So I thought the trash thing was legitimately weird and understand, you know, why people spiraled and went down the rabbit holes, given his bruising and everything else.
But it was obviously pretty, like by Friday.
I think it was obviously a little, a little bit over the edge.
Well, he's alive.
He's alive and he's posting the most poignant truths.
And he's playing, very poignant truths.
He thought they were poignant anyway.
I'm sure they were poignant.
Poignant.
Yes.
I love that he thinks his truths are poignant.
That's amazing.
He also announced that he's going into Chicago.
So he's going to do that.
We can roll that next stop.
Find up on Chicago, though?
Well, we're going in.
I didn't say when.
We're going in.
When you lose, look, I have an obligation.
This isn't a political thing.
Chicago is a hellhole right now.
Baltimore is a hellhole right now.
Parts of Los Angeles are terrible.
If we didn't put out the fires, and I mean the other fires, the bullet fires,
they didn't do a good job with it.
They should have had the water coming down, like I said.
You know, we had to release the water.
We had to go in and release the water to L.A.
It's so badly run.
But everyone asked today in California ruled that your deployment of National Guard troops to Los Angeles was illegal.
Do you have any response to that?
It was a radical left judge.
But very importantly, what did you not tell me in that question or statement that you made pretty much of a statement?
Well, I was asking for a response.
No, no.
You didn't say what?
the judge said, though. The judge said, but you can leave the 300 people that you already have
in place.
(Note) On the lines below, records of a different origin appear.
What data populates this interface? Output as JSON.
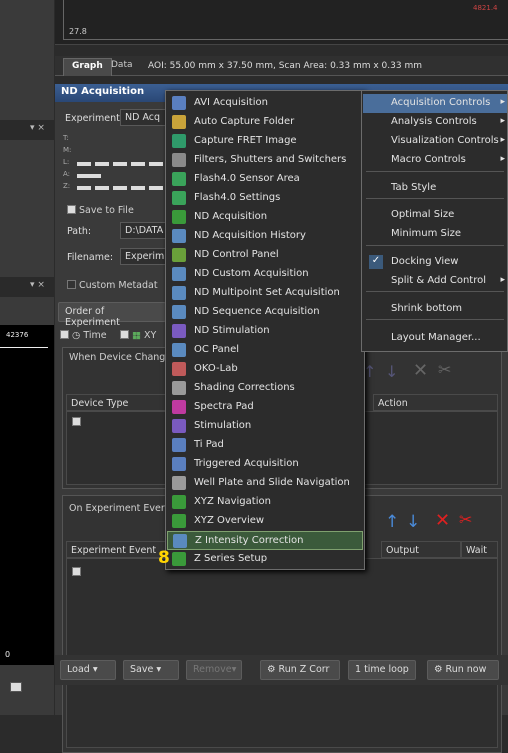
{
  "plot": {
    "y_label": "27.8",
    "top_right_value": "4821.4",
    "mid_value": "42376"
  },
  "tabs": [
    {
      "label": "Graph"
    },
    {
      "label": "Data"
    }
  ],
  "info_line": "AOI: 55.00 mm x 37.50 mm, Scan Area: 0.33 mm x 0.33 mm",
  "panel": {
    "title": "ND Acquisition",
    "experiment_label": "Experiment:",
    "experiment_value": "ND Acq",
    "save_to_file": "Save to File",
    "path_label": "Path:",
    "path_value": "D:\\DATA",
    "filename_label": "Filename:",
    "filename_value": "Experim",
    "custom_metadata": "Custom Metadat",
    "order_label": "Order of Experiment",
    "time_label": "Time",
    "xy_label": "XY",
    "when_device": "When Device Chang",
    "device_type": "Device Type",
    "action": "Action",
    "on_experiment": "On Experiment Ever",
    "experiment_event": "Experiment Event",
    "output": "Output",
    "wait": "Wait"
  },
  "side_letters": [
    "T:",
    "M:",
    "L:",
    "A:",
    "Z:"
  ],
  "menu": {
    "items": [
      {
        "label": "AVI Acquisition",
        "color": "#5a7fbf"
      },
      {
        "label": "Auto Capture Folder",
        "color": "#c9a33a"
      },
      {
        "label": "Capture FRET Image",
        "color": "#2f9a6a"
      },
      {
        "label": "Filters, Shutters and Switchers",
        "color": "#8a8a8a"
      },
      {
        "label": "Flash4.0 Sensor Area",
        "color": "#3aa35a"
      },
      {
        "label": "Flash4.0 Settings",
        "color": "#3aa35a"
      },
      {
        "label": "ND Acquisition",
        "color": "#3a9a3a"
      },
      {
        "label": "ND Acquisition History",
        "color": "#5a8abf"
      },
      {
        "label": "ND Control Panel",
        "color": "#6aa03a"
      },
      {
        "label": "ND Custom Acquisition",
        "color": "#5a8abf"
      },
      {
        "label": "ND Multipoint Set Acquisition",
        "color": "#5a8abf"
      },
      {
        "label": "ND Sequence Acquisition",
        "color": "#5a8abf"
      },
      {
        "label": "ND Stimulation",
        "color": "#7a5abf"
      },
      {
        "label": "OC Panel",
        "color": "#5a8abf"
      },
      {
        "label": "OKO-Lab",
        "color": "#bf5a5a"
      },
      {
        "label": "Shading Corrections",
        "color": "#9a9a9a"
      },
      {
        "label": "Spectra Pad",
        "color": "#bf3aa0"
      },
      {
        "label": "Stimulation",
        "color": "#7a5abf"
      },
      {
        "label": "Ti Pad",
        "color": "#5a7fbf"
      },
      {
        "label": "Triggered Acquisition",
        "color": "#5a7fbf"
      },
      {
        "label": "Well Plate and Slide Navigation",
        "color": "#9a9a9a"
      },
      {
        "label": "XYZ Navigation",
        "color": "#3a9a3a"
      },
      {
        "label": "XYZ Overview",
        "color": "#3a9a3a"
      },
      {
        "label": "Z Intensity Correction",
        "color": "#5a8abf"
      },
      {
        "label": "Z Series Setup",
        "color": "#3a9a3a"
      }
    ],
    "highlighted_index": 23
  },
  "submenu": {
    "items": [
      {
        "label": "Acquisition Controls",
        "arrow": "▸",
        "check": ""
      },
      {
        "label": "Analysis Controls",
        "arrow": "▸",
        "check": ""
      },
      {
        "label": "Visualization Controls",
        "arrow": "▸",
        "check": ""
      },
      {
        "label": "Macro Controls",
        "arrow": "▸",
        "check": ""
      },
      {
        "label": "Tab Style",
        "arrow": "",
        "check": ""
      },
      {
        "label": "Optimal Size",
        "arrow": "",
        "check": ""
      },
      {
        "label": "Minimum Size",
        "arrow": "",
        "check": ""
      },
      {
        "label": "Docking View",
        "arrow": "",
        "check": "✓"
      },
      {
        "label": "Split & Add Control",
        "arrow": "▸",
        "check": ""
      },
      {
        "label": "Shrink bottom",
        "arrow": "",
        "check": ""
      },
      {
        "label": "Layout Manager...",
        "arrow": "",
        "check": ""
      }
    ]
  },
  "step_number": "8",
  "bottom": {
    "load": "Load",
    "save": "Save",
    "remove": "Remove",
    "run_z_corr": "Run Z Corr",
    "loop": "1 time loop",
    "run_now": "Run now"
  },
  "left_zero": "0"
}
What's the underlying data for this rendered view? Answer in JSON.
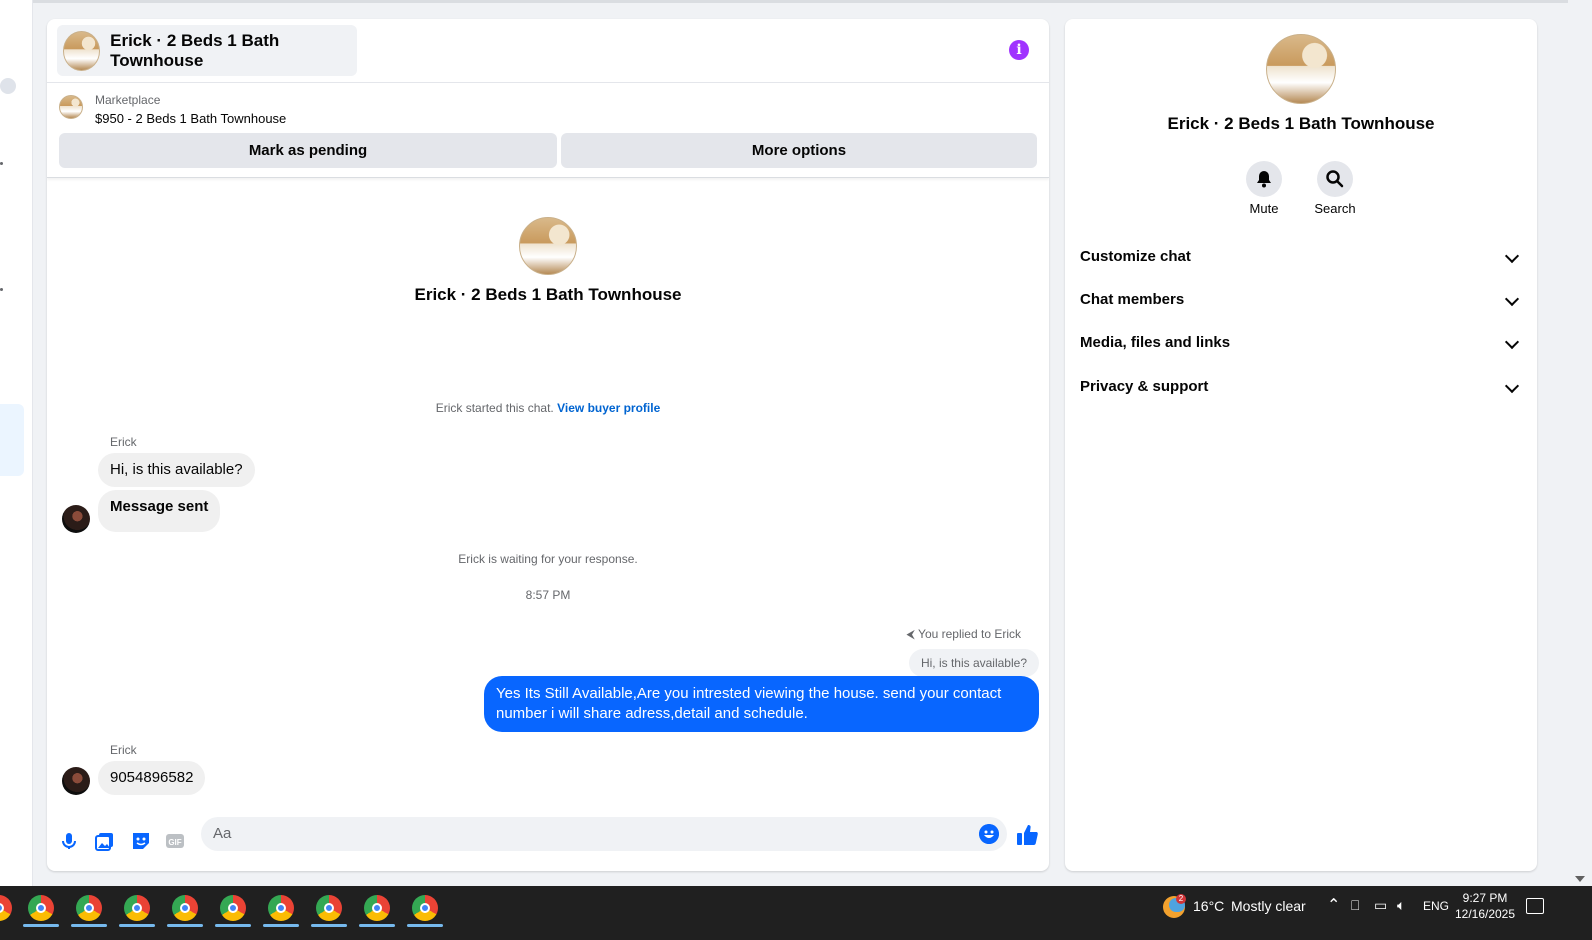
{
  "conversation": {
    "title": "Erick · 2 Beds 1 Bath Townhouse",
    "info_icon": "info-icon"
  },
  "listing": {
    "category": "Marketplace",
    "price_title": "$950 - 2 Beds 1 Bath Townhouse",
    "mark_pending_label": "Mark as pending",
    "more_options_label": "More options"
  },
  "intro": {
    "name": "Erick · 2 Beds 1 Bath Townhouse",
    "started_text": "Erick started this chat.",
    "view_profile_link": "View buyer profile"
  },
  "messages": {
    "incoming1_sender": "Erick",
    "incoming1_bubble1": "Hi, is this available?",
    "incoming1_bubble2": "Message sent",
    "waiting_text": "Erick is waiting for your response.",
    "timestamp": "8:57 PM",
    "reply_note": "You replied to Erick",
    "quoted_text": "Hi, is this available?",
    "outgoing_text": "Yes Its Still Available,Are you intrested viewing the house. send your contact number i will share adress,detail and schedule.",
    "incoming2_sender": "Erick",
    "incoming2_bubble": "9054896582"
  },
  "composer": {
    "placeholder": "Aa",
    "icons": [
      "microphone-icon",
      "photo-icon",
      "sticker-icon",
      "gif-icon",
      "emoji-icon",
      "like-icon"
    ]
  },
  "side_panel": {
    "name": "Erick · 2 Beds 1 Bath Townhouse",
    "mute_label": "Mute",
    "search_label": "Search",
    "sections": [
      "Customize chat",
      "Chat members",
      "Media, files and links",
      "Privacy & support"
    ]
  },
  "taskbar": {
    "weather_temp": "16°C",
    "weather_desc": "Mostly clear",
    "weather_badge": "2",
    "language": "ENG",
    "time": "9:27 PM",
    "date": "12/16/2025"
  },
  "colors": {
    "accent": "#0866ff",
    "info": "#a033ff",
    "link": "#0064d1"
  }
}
They can continue to be in place. That's all we need. But why didn't you put that as
part of your statement? So he said he's going into Chicago, but doesn't know when. So presumably
it's going to happen. We don't know when. What can we make of this, the latest legal setback?
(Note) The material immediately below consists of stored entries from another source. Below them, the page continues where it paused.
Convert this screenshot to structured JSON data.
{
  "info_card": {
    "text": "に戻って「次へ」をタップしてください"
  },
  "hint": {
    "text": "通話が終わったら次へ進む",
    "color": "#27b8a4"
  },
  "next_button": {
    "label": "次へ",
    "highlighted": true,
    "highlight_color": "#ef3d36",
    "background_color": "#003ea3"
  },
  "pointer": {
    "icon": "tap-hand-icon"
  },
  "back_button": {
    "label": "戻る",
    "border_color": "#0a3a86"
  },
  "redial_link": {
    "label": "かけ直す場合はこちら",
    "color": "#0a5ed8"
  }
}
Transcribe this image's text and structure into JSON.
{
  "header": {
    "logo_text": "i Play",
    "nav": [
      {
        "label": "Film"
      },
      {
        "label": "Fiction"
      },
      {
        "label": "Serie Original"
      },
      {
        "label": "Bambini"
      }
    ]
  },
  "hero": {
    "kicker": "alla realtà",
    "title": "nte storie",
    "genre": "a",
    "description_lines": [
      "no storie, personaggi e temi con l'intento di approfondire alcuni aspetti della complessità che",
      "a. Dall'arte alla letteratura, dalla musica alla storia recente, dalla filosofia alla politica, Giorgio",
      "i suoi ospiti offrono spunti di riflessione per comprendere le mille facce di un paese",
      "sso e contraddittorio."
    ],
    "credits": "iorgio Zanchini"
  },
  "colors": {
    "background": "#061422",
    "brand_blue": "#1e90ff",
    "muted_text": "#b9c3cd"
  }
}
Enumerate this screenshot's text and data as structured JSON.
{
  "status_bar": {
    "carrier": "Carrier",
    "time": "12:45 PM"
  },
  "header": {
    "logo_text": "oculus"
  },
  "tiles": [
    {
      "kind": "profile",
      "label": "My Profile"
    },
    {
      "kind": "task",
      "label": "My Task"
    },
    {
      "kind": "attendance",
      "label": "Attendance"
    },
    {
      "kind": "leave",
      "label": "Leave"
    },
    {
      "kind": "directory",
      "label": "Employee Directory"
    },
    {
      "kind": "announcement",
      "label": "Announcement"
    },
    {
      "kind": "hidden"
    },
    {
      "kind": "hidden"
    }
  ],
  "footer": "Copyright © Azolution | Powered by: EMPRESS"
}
Yeah, it's a good question because obviously what's happening in D.C. is different than any
other city, so whether it's Los Angeles, Chicago, New York, completely different across the board
from D.C. And in L.A., the justification is that the National Guard was guarding federal property
and federal agents, so ICE agents and then also federal buildings. And that is what the Trump
administration now, they can declare emergencies of various kinds. That's something that was discussed in
2020 and actually had been used before, if I remember incorrectly, Ryan Wright, in the 1960s that the National Guard had been brought in. And that was what the Tom Cotton, the not infamous Tom Cotton at the New York Times was talking about is that there's some historic precedent for doing that. But of course, those are active riots that were then trumped up to the legal standard of insurrection in order to justify it. And they also brought the military and a bunch to break up strikes in the 19th century.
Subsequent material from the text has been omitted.